There are plenty of properties that you can use to estimate bandwidth to/from and on the device.

Here are some of the relevant properties:

Device bandwidth is: bus width * clock rate * f(ram type)

I concur with both recommendations given by txbob. These methods will not necessarily give the actual memory bandwidth, but will return results that should be proportional to the actual bandwidth, which should be all that is needed to sort the GPU in the system by performance. Doing the actual measurements has the advantage of incorporating the performance impact of ECC (or any future changes in memory technology that may invalid a straightforward comparison by product of memory clock and memory interface width). Of course, memory performance is also a function of the access pattern, so it might make sense to use an actual relevant kernel from the application instead for ranking purposes.

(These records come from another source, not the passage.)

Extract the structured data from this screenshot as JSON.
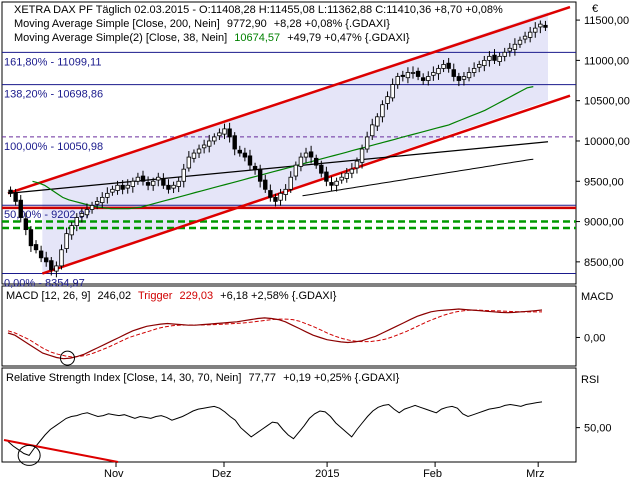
{
  "chart_data": {
    "type": "candlestick",
    "header": {
      "line1": "XETRA DAX PF Täglich  02.03.2015 - O:11408,28 H:11455,08 L:11362,88 C:11410,36 +8,70 +0,08%",
      "line2_label": "Moving Average Simple [Close, 200, Nein]",
      "line2_value": "9772,90",
      "line2_change": "+8,28 +0,08% {.GDAXI}",
      "line3_label": "Moving Average Simple(2) [Close, 38, Nein]",
      "line3_value": "10674,57",
      "line3_change": "+49,79 +0,47% {.GDAXI}"
    },
    "currency_symbol": "€",
    "price_axis": {
      "ylim": [
        8250,
        11650
      ],
      "ticks": [
        8500,
        9000,
        9500,
        10000,
        10500,
        11000,
        11500
      ],
      "tick_labels": [
        "8500,00",
        "9000,00",
        "9500,00",
        "10000,00",
        "10500,00",
        "11000,00",
        "11500,00"
      ]
    },
    "fib_levels": [
      {
        "label": "161,80% - 11099,11",
        "value": 11099.11
      },
      {
        "label": "138,20% - 10698,86",
        "value": 10698.86
      },
      {
        "label": "100,00% - 10050,98",
        "value": 10050.98
      },
      {
        "label": "50,00% - 9202,97",
        "value": 9202.97
      },
      {
        "label": "0,00% - 8354,97",
        "value": 8354.97
      }
    ],
    "x_axis": {
      "labels": [
        {
          "text": "Nov",
          "index": 22
        },
        {
          "text": "Dez",
          "index": 44
        },
        {
          "text": "2015",
          "index": 65
        },
        {
          "text": "Feb",
          "index": 87
        },
        {
          "text": "Mrz",
          "index": 108
        }
      ]
    },
    "candles_close": [
      9350,
      9250,
      9050,
      8900,
      8700,
      8650,
      8550,
      8500,
      8400,
      8450,
      8650,
      8850,
      8950,
      9050,
      9100,
      9150,
      9200,
      9250,
      9300,
      9350,
      9400,
      9450,
      9400,
      9450,
      9500,
      9550,
      9500,
      9450,
      9500,
      9550,
      9450,
      9400,
      9450,
      9500,
      9650,
      9800,
      9850,
      9900,
      9950,
      10000,
      10050,
      10100,
      10150,
      10050,
      9900,
      9850,
      9800,
      9700,
      9650,
      9500,
      9400,
      9300,
      9250,
      9350,
      9400,
      9550,
      9700,
      9800,
      9850,
      9800,
      9700,
      9600,
      9500,
      9450,
      9500,
      9550,
      9600,
      9650,
      9750,
      9900,
      10050,
      10200,
      10300,
      10450,
      10550,
      10700,
      10800,
      10800,
      10850,
      10850,
      10800,
      10750,
      10800,
      10850,
      10900,
      10950,
      10900,
      10800,
      10750,
      10800,
      10850,
      10900,
      10950,
      11000,
      11050,
      11000,
      11050,
      11100,
      11150,
      11200,
      11250,
      11300,
      11350,
      11400,
      11450,
      11410
    ],
    "ma200": [
      9320,
      9325,
      9330,
      9335,
      9340,
      9345,
      9350,
      9355,
      9360,
      9365,
      9370,
      9375,
      9380,
      9385,
      9390,
      9395,
      9400,
      9405,
      9410,
      9415,
      9420,
      9425,
      9430,
      9435,
      9440,
      9445,
      9450,
      9455,
      9460,
      9465,
      9470,
      9475,
      9480,
      9485,
      9490,
      9495,
      9500,
      9505,
      9510,
      9515,
      9520,
      9525,
      9530,
      9535,
      9540,
      9545,
      9550,
      9555,
      9560,
      9565,
      9570,
      9575,
      9580,
      9585,
      9590,
      9595,
      9600,
      9605,
      9610,
      9615,
      9620,
      9625,
      9630,
      9635,
      9640,
      9645,
      9650,
      9655,
      9660,
      9665,
      9670,
      9675,
      9680,
      9685,
      9690,
      9695,
      9700,
      9705,
      9710,
      9715,
      9720,
      9725,
      9730,
      9735,
      9740,
      9745,
      9750,
      9755,
      9760,
      9765,
      9770,
      9772.9
    ],
    "ma38": [
      9500,
      9480,
      9450,
      9400,
      9350,
      9300,
      9270,
      9250,
      9230,
      9210,
      9190,
      9180,
      9170,
      9160,
      9160,
      9160,
      9160,
      9170,
      9180,
      9200,
      9220,
      9240,
      9260,
      9280,
      9300,
      9320,
      9340,
      9360,
      9380,
      9400,
      9420,
      9440,
      9460,
      9480,
      9500,
      9520,
      9540,
      9560,
      9580,
      9600,
      9620,
      9640,
      9660,
      9680,
      9700,
      9720,
      9740,
      9760,
      9780,
      9800,
      9820,
      9840,
      9860,
      9880,
      9900,
      9920,
      9940,
      9960,
      9980,
      10000,
      10020,
      10040,
      10060,
      10080,
      10100,
      10120,
      10140,
      10160,
      10180,
      10200,
      10230,
      10260,
      10290,
      10320,
      10350,
      10380,
      10420,
      10460,
      10500,
      10540,
      10580,
      10620,
      10660,
      10674.57
    ],
    "channel": {
      "upper": [
        [
          0,
          9350
        ],
        [
          110,
          11600
        ]
      ],
      "lower": [
        [
          7,
          8354.97
        ],
        [
          110,
          10500
        ]
      ],
      "middle": [
        [
          0,
          9350
        ],
        [
          110,
          9990
        ]
      ]
    },
    "support_lines": [
      9170,
      9000,
      8920
    ],
    "macd": {
      "header_label": "MACD [12, 26, 9]",
      "header_value": "246,02",
      "trigger_label": "Trigger",
      "trigger_value": "229,03",
      "header_change": "+6,18 +2,58% {.GDAXI}",
      "axis_title": "MACD",
      "tick_label": "0,00",
      "ylim": [
        -220,
        300
      ],
      "macd_line": [
        40,
        20,
        -20,
        -60,
        -100,
        -140,
        -160,
        -180,
        -190,
        -185,
        -170,
        -150,
        -120,
        -90,
        -60,
        -30,
        0,
        30,
        60,
        80,
        100,
        110,
        120,
        125,
        120,
        115,
        110,
        110,
        115,
        120,
        125,
        130,
        135,
        140,
        150,
        160,
        170,
        175,
        170,
        160,
        140,
        110,
        80,
        50,
        20,
        0,
        -20,
        -30,
        -40,
        -45,
        -40,
        -30,
        -10,
        10,
        40,
        70,
        100,
        130,
        160,
        190,
        210,
        230,
        240,
        245,
        250,
        255,
        250,
        245,
        240,
        235,
        230,
        225,
        222,
        225,
        230,
        235,
        240,
        246.02
      ],
      "trigger_line": [
        60,
        40,
        10,
        -20,
        -60,
        -100,
        -130,
        -150,
        -165,
        -175,
        -170,
        -160,
        -140,
        -115,
        -90,
        -60,
        -30,
        0,
        20,
        40,
        60,
        80,
        95,
        105,
        110,
        112,
        112,
        112,
        113,
        115,
        118,
        122,
        126,
        130,
        136,
        144,
        152,
        160,
        165,
        165,
        160,
        145,
        120,
        95,
        65,
        35,
        10,
        -10,
        -25,
        -35,
        -38,
        -36,
        -28,
        -15,
        5,
        30,
        55,
        85,
        115,
        145,
        170,
        195,
        215,
        230,
        240,
        245,
        245,
        242,
        240,
        238,
        235,
        232,
        230,
        229,
        229,
        229.03
      ]
    },
    "rsi": {
      "header_label": "Relative Strength Index [Close, 14, 30, 70, Nein]",
      "header_value": "77,77",
      "header_change": "+0,19 +0,25% {.GDAXI}",
      "axis_title": "RSI",
      "tick_label": "50,00",
      "ylim": [
        15,
        95
      ],
      "values": [
        35,
        30,
        26,
        22,
        20,
        28,
        35,
        42,
        48,
        52,
        56,
        60,
        62,
        63,
        65,
        66,
        64,
        62,
        63,
        65,
        64,
        63,
        64,
        62,
        60,
        62,
        61,
        60,
        62,
        63,
        61,
        58,
        60,
        62,
        65,
        68,
        70,
        71,
        72,
        73,
        71,
        67,
        62,
        58,
        50,
        45,
        40,
        44,
        48,
        52,
        56,
        55,
        48,
        42,
        38,
        45,
        52,
        60,
        65,
        68,
        67,
        62,
        55,
        50,
        45,
        40,
        48,
        55,
        62,
        68,
        72,
        74,
        75,
        70,
        66,
        70,
        72,
        74,
        72,
        70,
        68,
        66,
        70,
        72,
        73,
        71,
        65,
        62,
        64,
        66,
        68,
        70,
        71,
        72,
        74,
        75,
        74,
        73,
        75,
        76,
        77,
        77.77
      ]
    }
  }
}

As for the bandwidthTest application that ships with CUDA, I believe it measures the performance of cudaMemcpy (…, cudeMemcpyDeviceToDevice), which does map to a kernel running on the GPU; this can easily be confirmed with the CUDA profiler.

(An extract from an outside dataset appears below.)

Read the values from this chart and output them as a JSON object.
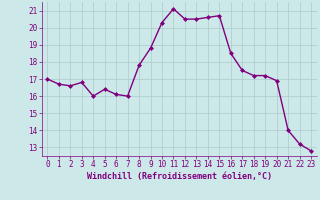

@njuffa,txbob: i agree with your remarks/recommandations.

All i need is a value which is proportional to the memory bandwidth of the respective GPU, so that i can switch to the GPU which is the ‘strongest’ for our algorithms (image processing stuff like optical flow, which is in 90% of the cases scaling with memory bandwidth).

Currently we have a heuristic to switch to the GPU with the highest number of CUDA cores (with an architecture-dependent weighting factor for the cores, e.g. a Maxwell-generation core is assumed to be 40% more ‘powerful’ than a Kepler-core).

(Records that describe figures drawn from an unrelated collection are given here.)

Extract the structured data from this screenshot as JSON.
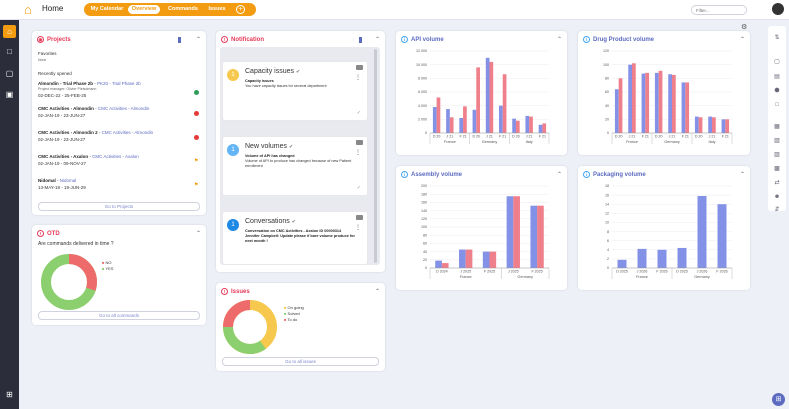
{
  "header": {
    "title": "Home",
    "tabs": [
      {
        "label": "My Calendar"
      },
      {
        "label": "Overview"
      },
      {
        "label": "Commands"
      },
      {
        "label": "Issues"
      }
    ],
    "filter_placeholder": "Filter..."
  },
  "colors": {
    "accent": "#f39c12",
    "primary": "#5c6bc0",
    "blue_bar": "#8391e6",
    "red_bar": "#ef7f8a",
    "green": "#8ccf6e",
    "yellow": "#f6c94e",
    "red": "#ee6b6b"
  },
  "projects": {
    "title": "Projects",
    "favorites_label": "Favorites",
    "favorites_none": "None",
    "recent_label": "Recently opened",
    "items": [
      {
        "name": "Almondin - Trial Phase 2b",
        "sep": " - ",
        "link": "PK20 - Trial Phase 2b",
        "extra": "Project manager: Olivier Pleisdmann",
        "dates": "02-DEC-22 - 25-FEB-25",
        "status": "green"
      },
      {
        "name": "CMC Activities - Almondin",
        "sep": " - ",
        "link": "CMC Activities - Almondin",
        "extra": "",
        "dates": "02-JAN-19 - 23-JUN-27",
        "status": "red"
      },
      {
        "name": "CMC Activities - Almondin 2",
        "sep": " - ",
        "link": "CMC Activities - Almondin",
        "extra": "",
        "dates": "02-JAN-19 - 23-JUN-27",
        "status": "red"
      },
      {
        "name": "CMC Activities - Axalon",
        "sep": " - ",
        "link": "CMC Activities - Axalon",
        "extra": "",
        "dates": "02-JAN-19 - 09-NOV-27",
        "status": "flag"
      },
      {
        "name": "Nidomal",
        "sep": " - ",
        "link": "Nidomal",
        "extra": "",
        "dates": "13-MAY-18 - 19-JUN-29",
        "status": "flag"
      }
    ],
    "button": "Go to Projects"
  },
  "otd": {
    "title": "OTD",
    "question": "Are commands delivered in time ?",
    "legend": [
      "NO",
      "YES"
    ],
    "values": [
      30,
      70
    ],
    "button": "Go to all commands"
  },
  "notification": {
    "title": "Notification",
    "items": [
      {
        "num": "1",
        "title": "Capacity issues",
        "msg_title": "Capacity issues",
        "msg": "You have capacity issues for several department",
        "color": "#f6c94e"
      },
      {
        "num": "1",
        "title": "New volumes",
        "msg_title": "Volume of API has changed",
        "msg": "Volume of API to produce has changed because of new Patient enrollment",
        "color": "#64b5f6"
      },
      {
        "num": "1",
        "title": "Conversations",
        "msg_title": "Conversation on CMC Activities - Axalon ID 00000314",
        "msg": "Jennifer Campbell: Update please if bare volume produce for next month !",
        "color": "#1e88e5"
      }
    ]
  },
  "issues": {
    "title": "Issues",
    "legend": [
      "On going",
      "Solved",
      "To do"
    ],
    "values": [
      40,
      35,
      25
    ],
    "button": "Go to all issues"
  },
  "charts": {
    "api": {
      "title": "API volume"
    },
    "drug": {
      "title": "Drug Product volume"
    },
    "assembly": {
      "title": "Assembly volume"
    },
    "packaging": {
      "title": "Packaging volume"
    }
  },
  "chart_data": [
    {
      "type": "bar",
      "title": "API volume",
      "ylim": [
        0,
        12000
      ],
      "yticks": [
        "0",
        "2 000",
        "4 000",
        "6 000",
        "8 000",
        "10 000",
        "12 000"
      ],
      "categories": [
        "D 20",
        "J 21",
        "F 21",
        "D 20",
        "J 21",
        "F 21",
        "D 20",
        "J 21",
        "F 21"
      ],
      "groups": [
        "France",
        "Germany",
        "Italy"
      ],
      "series": [
        {
          "values": [
            3800,
            3500,
            2200,
            3400,
            11000,
            4000,
            2100,
            2500,
            1200
          ]
        },
        {
          "values": [
            5200,
            2300,
            3900,
            9600,
            10400,
            8600,
            1800,
            2400,
            1400
          ]
        }
      ]
    },
    {
      "type": "bar",
      "title": "Drug Product volume",
      "ylim": [
        0,
        120
      ],
      "yticks": [
        "0",
        "20",
        "40",
        "60",
        "80",
        "100",
        "120"
      ],
      "categories": [
        "D 20",
        "J 21",
        "F 21",
        "D 20",
        "J 21",
        "F 21",
        "D 20",
        "J 21",
        "F 21"
      ],
      "groups": [
        "France",
        "Germany",
        "Italy"
      ],
      "series": [
        {
          "values": [
            64,
            100,
            87,
            88,
            86,
            74,
            24,
            24,
            20
          ]
        },
        {
          "values": [
            80,
            102,
            88,
            91,
            85,
            74,
            23,
            23,
            20
          ]
        }
      ]
    },
    {
      "type": "bar",
      "title": "Assembly volume",
      "ylim": [
        0,
        200
      ],
      "yticks": [
        "0",
        "20",
        "40",
        "60",
        "80",
        "100",
        "120",
        "140",
        "160",
        "180",
        "200"
      ],
      "categories": [
        "D 2024",
        "J 2025",
        "F 2025",
        "J 2025",
        "F 2025"
      ],
      "groups": [
        "France",
        "Germany"
      ],
      "series": [
        {
          "values": [
            18,
            45,
            40,
            175,
            152
          ]
        },
        {
          "values": [
            12,
            45,
            40,
            175,
            152
          ]
        }
      ]
    },
    {
      "type": "bar",
      "title": "Packaging volume",
      "ylim": [
        0,
        18
      ],
      "yticks": [
        "0",
        "2",
        "4",
        "6",
        "8",
        "10",
        "12",
        "14",
        "16",
        "18"
      ],
      "categories": [
        "D 2025",
        "J 2026",
        "F 2026",
        "D 2025",
        "J 2026",
        "F 2026"
      ],
      "groups": [
        "France",
        "Germany"
      ],
      "series": [
        {
          "values": [
            1.8,
            4.2,
            4,
            4.4,
            15.8,
            14
          ]
        }
      ]
    }
  ]
}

But i noticed that it is the wrong strategy for some cases. E.g. i have a GTX 960 and GTX 770, and by this heuristic it switches to the GTX 960 which has half the memory bandwidth of the GTX 770 … so i have to change the strategy.

Both you previous and your planned approach make assumptions about the major bottleneck (FLOPS before, now memory bandwidth). Running a relevant actual kernel from the app for the ranking would have the advantage that the ranking remains valid should the bottleneck shift across a large spectrum of GPUs. Of course there may not be such a single representative kernel, or it exists, it may be too cumbersome to use for a quick check at app startup.

cudaMemcpyDeviceToDevice is not a driver api. I’d recommend the driver api for more control.

There is however: cuMemcpyDtoD.

I am not aware that these functions use kernels… that’s kinda odd… if calling an cuda api… would suddenly execute it’s own kernels ;)

Perhaps this might lead to some conflicts or other confusions in future… at least the kernel code is hidden from end user I’d think ? or the kernel code wasn’t usuable or something.

Futher more the profiler has very rarely worked on my system/gt 520… only time it worked was with cuda 4.0 or so… currently cuda 6.5 has problems with deep learning networks code or something.
also installation into visual studio didn’t go completely not sure way… maybe out of disk space at the time or so or maybe not.

I’ll wait for cuda 7 to sort things out.